Overall, P1 is about a 4. 1st semester of P1 year was a bit difficult not because of the course load, but because of the adjustment period where you’re trying to find your place and get a feel of how things will be for the next couple of years. I found that a bit difficult. 2nd semester of P1 was harder in terms of course load because of Therapeutics and Med Chem. I feel like that’s when you really start getting into the “pharmacy” sort of stuff.
P2 year so far…oh gosh, I’d rate it at about a 7?
What’s difficult about it? Is it the content or volume?
I think it’s both the volume and the content. It’s definitely a juggling act, there’s always something to finish. Med Chem definitely gets harder. I feel like that’s one of the biggest struggles right now. Other than that, we’ve all been hanging in there.
That’s why I kind of gather from the P2’s, you all always tell me that I don’t even know what’s coming.
Yea, haha, pretty much. You’ll make it through, you find ways to manage your school/life balance and keep yourself sane. You can’t be all about school at this point. Personally, I like going out and being with my friends on my days off. You have keep yourself looking forward to something.
What are you looking forward to now, winter break?

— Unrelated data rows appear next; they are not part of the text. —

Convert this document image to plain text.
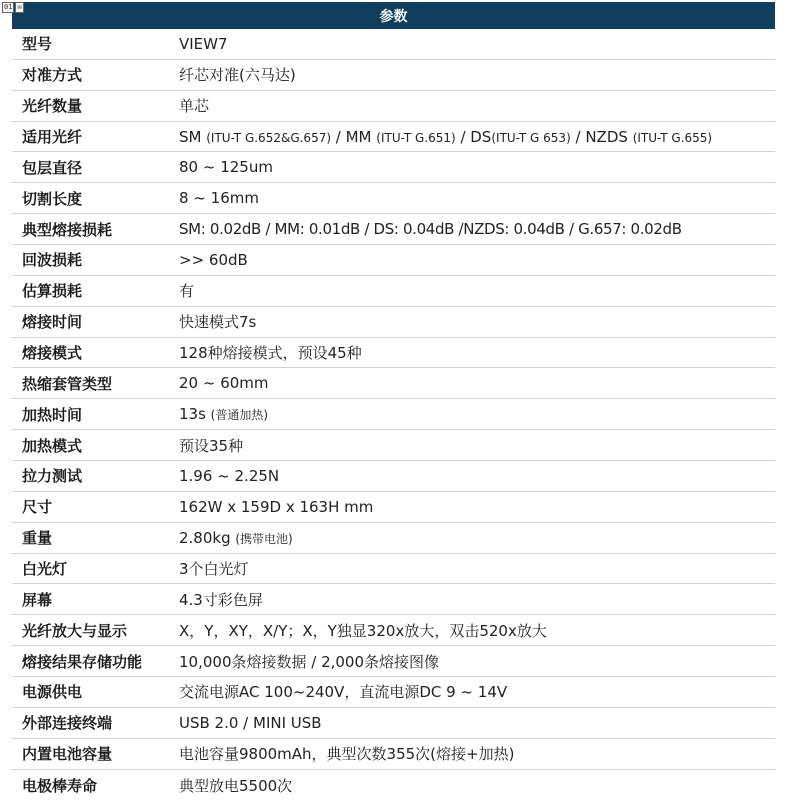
01 ✉
参数
型号	VIEW7
对准方式	纤芯对准(六马达)
光纤数量	单芯
适用光纤	SM (ITU-T G.652&G.657) / MM (ITU-T G.651) / DS(ITU-T G 653) / NZDS (ITU-T G.655)
包层直径	80 ~ 125um
切割长度	8 ~ 16mm
典型熔接损耗	SM: 0.02dB / MM: 0.01dB / DS: 0.04dB /NZDS: 0.04dB / G.657: 0.02dB
回波损耗	>> 60dB
估算损耗	有
熔接时间	快速模式7s
熔接模式	128种熔接模式，预设45种
热缩套管类型	20 ~ 60mm
加热时间	13s (普通加热)
加热模式	预设35种
拉力测试	1.96 ~ 2.25N
尺寸	162W x 159D x 163H mm
重量	2.80kg (携带电池)
白光灯	3个白光灯
屏幕	4.3寸彩色屏
光纤放大与显示	X，Y，XY，X/Y；X，Y独显320x放大，双击520x放大
熔接结果存储功能	10,000条熔接数据 / 2,000条熔接图像
电源供电	交流电源AC 100~240V，直流电源DC 9 ~ 14V
外部连接终端	USB 2.0 / MINI USB
内置电池容量	电池容量9800mAh，典型次数355次(熔接+加热)
电极棒寿命	典型放电5500次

That, but I’m more talking about looking forward to smaller things like planning to do something on the weekend. Or like for us, every Wednesday is trivia night. So every week I’ll look forward to going to Charley’s and doing trivia night.

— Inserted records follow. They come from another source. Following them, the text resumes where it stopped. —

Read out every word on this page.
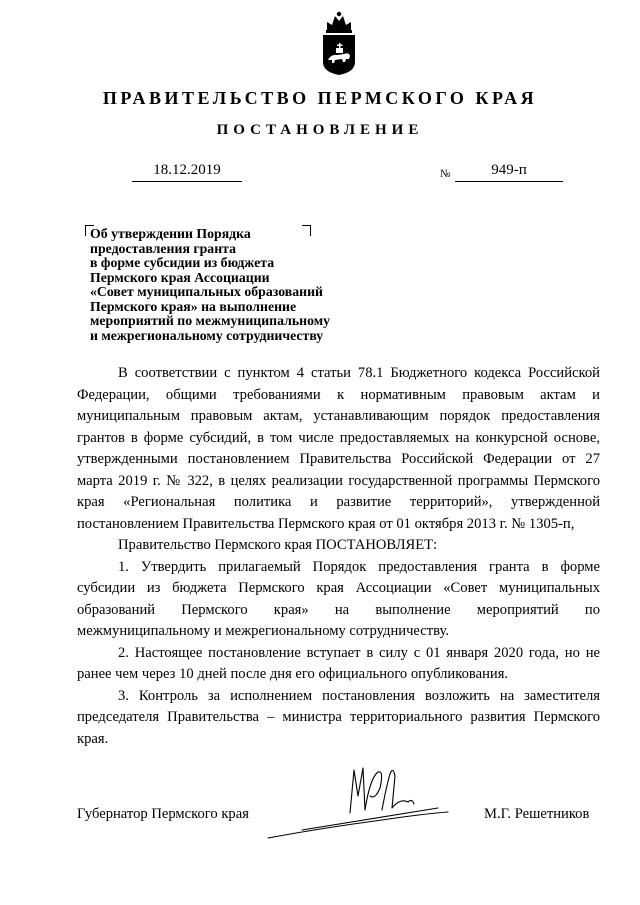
ПРАВИТЕЛЬСТВО ПЕРМСКОГО КРАЯ
ПОСТАНОВЛЕНИЕ
18.12.2019	№	949-п
Об утверждении Порядка
предоставления гранта
в форме субсидии из бюджета
Пермского края Ассоциации
«Совет муниципальных образований
Пермского края» на выполнение
мероприятий по межмуниципальному
и межрегиональному сотрудничеству

В соответствии с пунктом 4 статьи 78.1 Бюджетного кодекса Российской Федерации, общими требованиями к нормативным правовым актам и муниципальным правовым актам, устанавливающим порядок предоставления грантов в форме субсидий, в том числе предоставляемых на конкурсной основе, утвержденными постановлением Правительства Российской Федерации от 27 марта 2019 г. № 322, в целях реализации государственной программы Пермского края «Региональная политика и развитие территорий», утвержденной постановлением Правительства Пермского края от 01 октября 2013 г. № 1305-п,

Правительство Пермского края ПОСТАНОВЛЯЕТ:

1. Утвердить прилагаемый Порядок предоставления гранта в форме субсидии из бюджета Пермского края Ассоциации «Совет муниципальных образований Пермского края» на выполнение мероприятий по межмуниципальному и межрегиональному сотрудничеству.

2. Настоящее постановление вступает в силу с 01 января 2020 года, но не ранее чем через 10 дней после дня его официального опубликования.

3. Контроль за исполнением постановления возложить на заместителя председателя Правительства – министра территориального развития Пермского края.

Губернатор Пермского края	М.Г. Решетников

Make time for school, but also make time for fun, that’s my biggest advice.
Yea, I’m trying to do that more, especially with that whole New York thing. I’m hoping that I can go during Spring Break again.
Definitely plan something. It keeps you going and keeps you motivated. It’s easy to get caught in a slump.
Well, I don’t have much more to ask, do you have anything to add for students or future students?
I guess a little more to add about why I decided to apply to here. Like I said, I applied without a bachelor’s degree and thought that I would be at a disadvantage, but UM likes to look at the whole package when you apply. Maybe you don’t have a degree, but you may have done something really awesome in undergrad like really interesting research.
Like for me, I worked at University Pharmacy in Detroit at Wayne State and participated in Wellness Warriors Clinics where we did biometric screenings for faculty at Wayne State. I got to take height, weight, blood pressure, cholesterol levels, and sit in on counseling sessions with UM and Wayne State P4 students.
Show that you’re passionate about something. You don’t necessarily have to be the president of a club or have a huge resume, but be able to talk about something that means a lot to you in your interviews. I know admissions at other schools depend a lot on just your GPA and PCAT. UM cares about those things, but they also pay a lot of attention to your extracurricular work and experiences too. I think that’s what makes us diverse here at UM.